–Что же мне, в некрашеной сермяге ходить? – уже без крика, скорее про себя, сказал князь Василий, и продолжил чтение дальше. Дочитал, задумался на минуту, а затем, подняв глаза на Еропкина, хмыкнул почти весело:
–Молоко да мед, лен да шерсть… почаще мыться, баня… Да бабам, особенно в тягости которые, лицо не белить да не румянить, да детей до того же не допускать. Просто все как-то, а?…
–Так он и сказал, государь – согласился постельничий – ничего сложного. Да подарки вот еще иноземные, да одежды на торжествах…
–Что? – государь снова мгновенно подобрался.
–Взять все на одну, или сколько, особых швален и красилен, чтобы и постельное, и одежное для царской семьи – все под особым присмотром и шилось, и хранилось. Потому как, он сказывал, той же ртути самые вредные – пары, и злодей может любую вещь ей лишь сбрызнуть, а она потом и будет… отравлять все вокруг потихоньку.
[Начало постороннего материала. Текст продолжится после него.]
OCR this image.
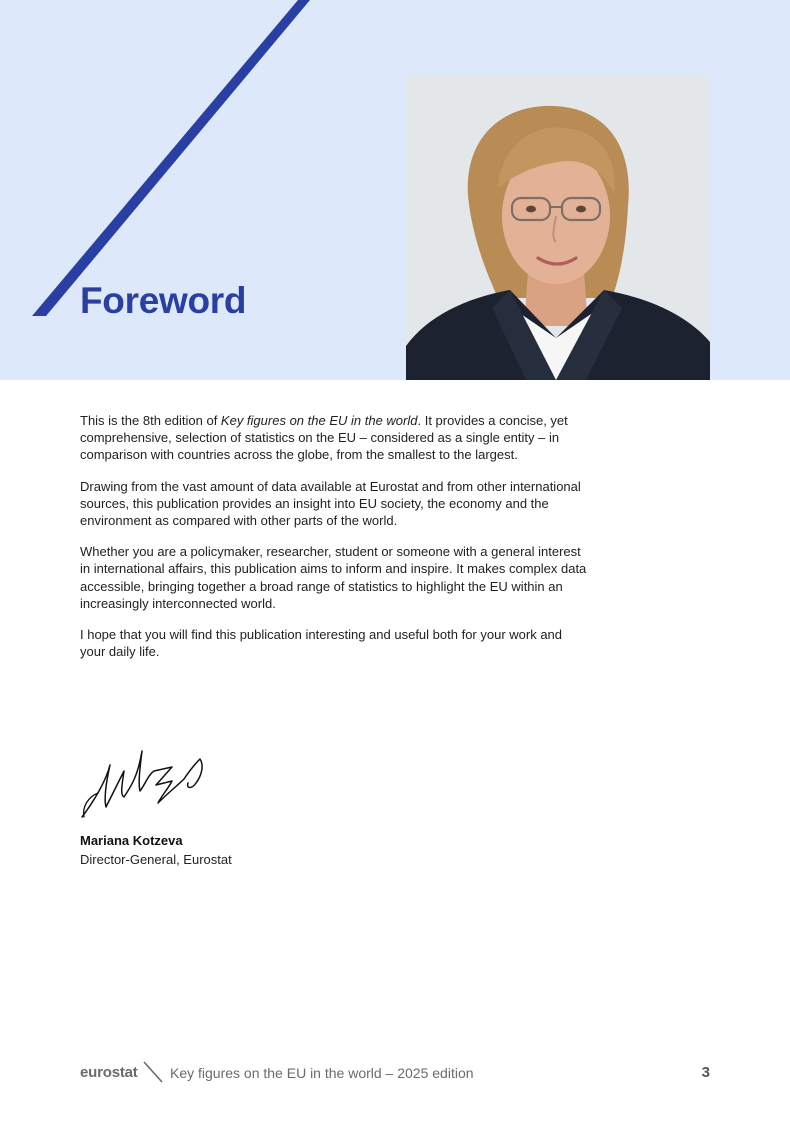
Foreword

This is the 8th edition of Key figures on the EU in the world. It provides a concise, yet comprehensive, selection of statistics on the EU – considered as a single entity – in comparison with countries across the globe, from the smallest to the largest.

Drawing from the vast amount of data available at Eurostat and from other international sources, this publication provides an insight into EU society, the economy and the environment as compared with other parts of the world.

Whether you are a policymaker, researcher, student or someone with a general interest in international affairs, this publication aims to inform and inspire. It makes complex data accessible, bringing together a broad range of statistics to highlight the EU within an increasingly interconnected world.

I hope that you will find this publication interesting and useful both for your work and your daily life.

Mariana Kotzeva
Director-General, Eurostat
eurostat Key figures on the EU in the world – 2025 edition	3
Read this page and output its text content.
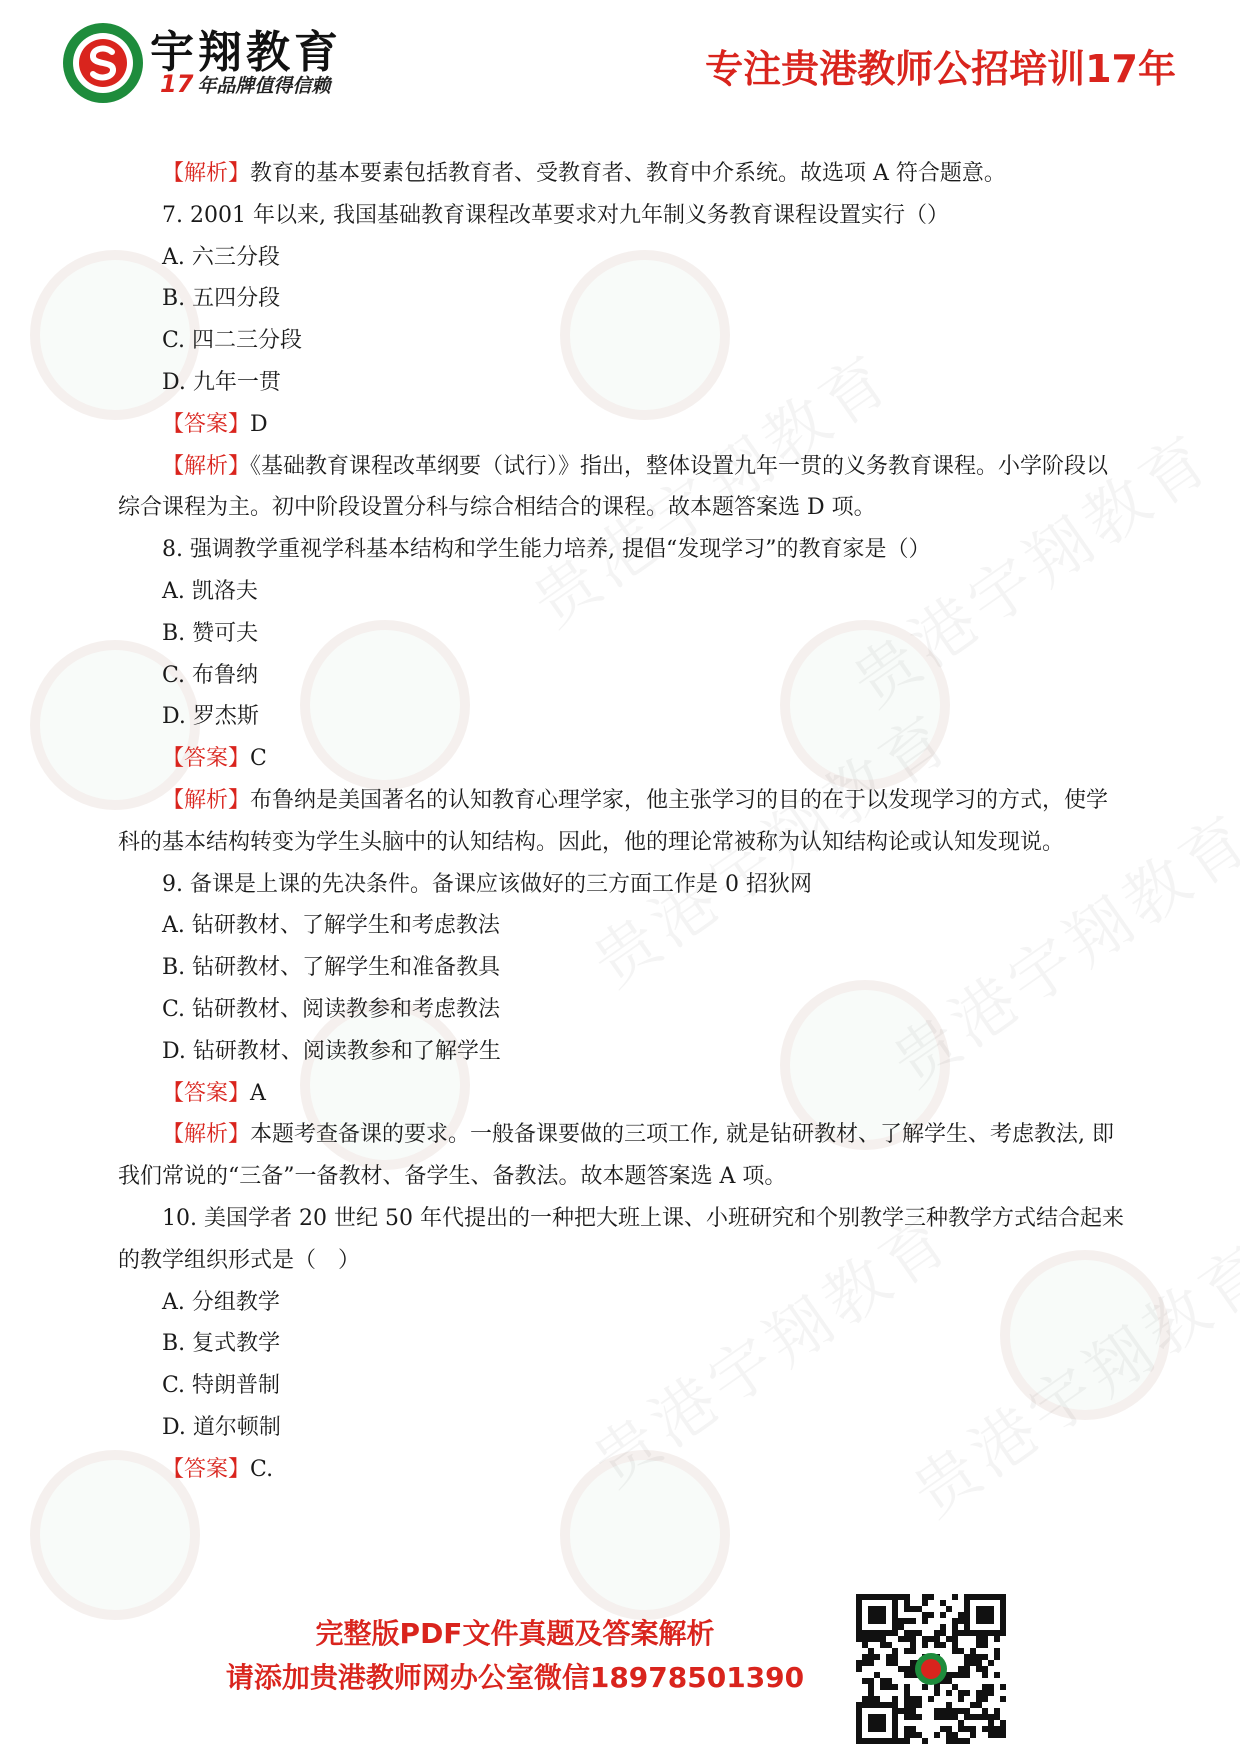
宇翔教育
17 年品牌值得信赖	专注贵港教师公招培训17年
【解析】教育的基本要素包括教育者、受教育者、教育中介系统。故选项 A 符合题意。
7. 2001 年以来, 我国基础教育课程改革要求对九年制义务教育课程设置实行（）
A. 六三分段
B. 五四分段
C. 四二三分段
D. 九年一贯
【答案】D
【解析】《基础教育课程改革纲要（试行）》指出，整体设置九年一贯的义务教育课程。小学阶段以综合课程为主。初中阶段设置分科与综合相结合的课程。故本题答案选 D 项。
8. 强调教学重视学科基本结构和学生能力培养, 提倡“发现学习”的教育家是（）
A. 凯洛夫
B. 赞可夫
C. 布鲁纳
D. 罗杰斯
【答案】C
【解析】布鲁纳是美国著名的认知教育心理学家，他主张学习的目的在于以发现学习的方式，使学科的基本结构转变为学生头脑中的认知结构。因此，他的理论常被称为认知结构论或认知发现说。
9. 备课是上课的先决条件。备课应该做好的三方面工作是 0 招狄网
A. 钻研教材、了解学生和考虑教法
B. 钻研教材、了解学生和准备教具
C. 钻研教材、阅读教参和考虑教法
D. 钻研教材、阅读教参和了解学生
【答案】A
【解析】本题考查备课的要求。一般备课要做的三项工作, 就是钻研教材、了解学生、考虑教法, 即我们常说的“三备”一备教材、备学生、备教法。故本题答案选 A 项。
10. 美国学者 20 世纪 50 年代提出的一种把大班上课、小班研究和个别教学三种教学方式结合起来的教学组织形式是（　）
A. 分组教学
B. 复式教学
C. 特朗普制
D. 道尔顿制
【答案】C.
完整版PDF文件真题及答案解析
请添加贵港教师网办公室微信18978501390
Или даже просто на пол пролить – Еропкин довольно точно передал рассказ старца, впрочем, тут тоже сложностей никаких не было – так что, если есть подозрение на злой умысел дарителей иных, так держать такое в отдельных палатах, а не в жилых да спальных.
–Ну, тут вреда нет никакого, да и просто, действительно… Займись, постельничий! – государь перешел на деловой тон – как раз оно тебе по должности полагается… Что еще из самого важного?
–Вот, государь – Еропкин подал три листа, скрепленные вместе. На первом был заголовок «Ливонская война и Смута». Эти листы князь Василий читал уже без спешки, сидя, а не как первый – чуть ли не на бегу. Он махнул и Еропкину на лавку, и тот присел сбоку, готовый в любой момент и за новыми листами потянуться, и по читанным подсказать. Государь читал… тяжело. Хмурил брови, стискивал кулаки. Даже зубами раз скрипнул, похоже, на том месте, где описывалось предательство чуть ли не всех его бояр и переход на сторону лже-царевичей (постельничий, конечно, и рассказ старца слушал внимательно, и читал все листы сам, еще в замке). И, когда дочитал и поднял взгляд – уже даже притворной веселости в том взгляде не было, совсем.
–Что… по этому на словах передали? – он махнул зажатыми в руке листками.
–Немногое, государь – вздохнул Еропкин – за давностью лет, и как у них там потом описано, три имени точных только вспомнил старец: князя Курбского, что в начале Ливонский войн убежит к литовцам, князя Пожарского, что после, в конце Смуты, спасет Русь, собрав последние силы да выгонит врагов из Москвы, да вот еще, по его словам не то Хворостин, не то Хворостинин – разобьет, еще до Смуты, огромное войско крымчаков…
–Хворостинины, верно – припомнил государь – захудалая ветка, из ярославских… Пожарские тоже, не сказать, чтобы… то в опале были, то просто бедствуют… а какой же из Курбских… предаст?!
–Звать его будут вроде Андреем – немедленно откликнулся Еропкин – и, старец сказывал, по годам – скорее всего, и не родился еще он…
–Ну да, четыре, а то и пять десятков лет еще – кивнул, соглашаясь, князь Василий – тут подумать надо… То, что этот старец про бояр пишет, оно… глубоко, конечно, но сам же и говорит, что одним махом тут не решить… Что у тебя еще? Показывай!
Постельничий внутренне был готов к еще одному взрыву государева гнева. Но – именно поэтому подал эти листы первыми. Однако, если весть о том, что его вроде как травят, государь воспринял ожидаемо, то вот вести о том, как вся земля русская по краю пропасти прошла, и устояла чудом – воспринял гораздо спокойнее. С виду… так-то опытный царедворец, хорошо знающий своего господина, уловил и тот самый гнев, сейчас запрятанный глубоко внутрь, и особый прищур глаз, означающий работу мысли… С боярскими родами, действительно, с налету рубить нельзя, они и без всяких старцев это знали… Поэтому Еропкин подал государю особый лист, где были перечислены темы всех отдельных малых грамот.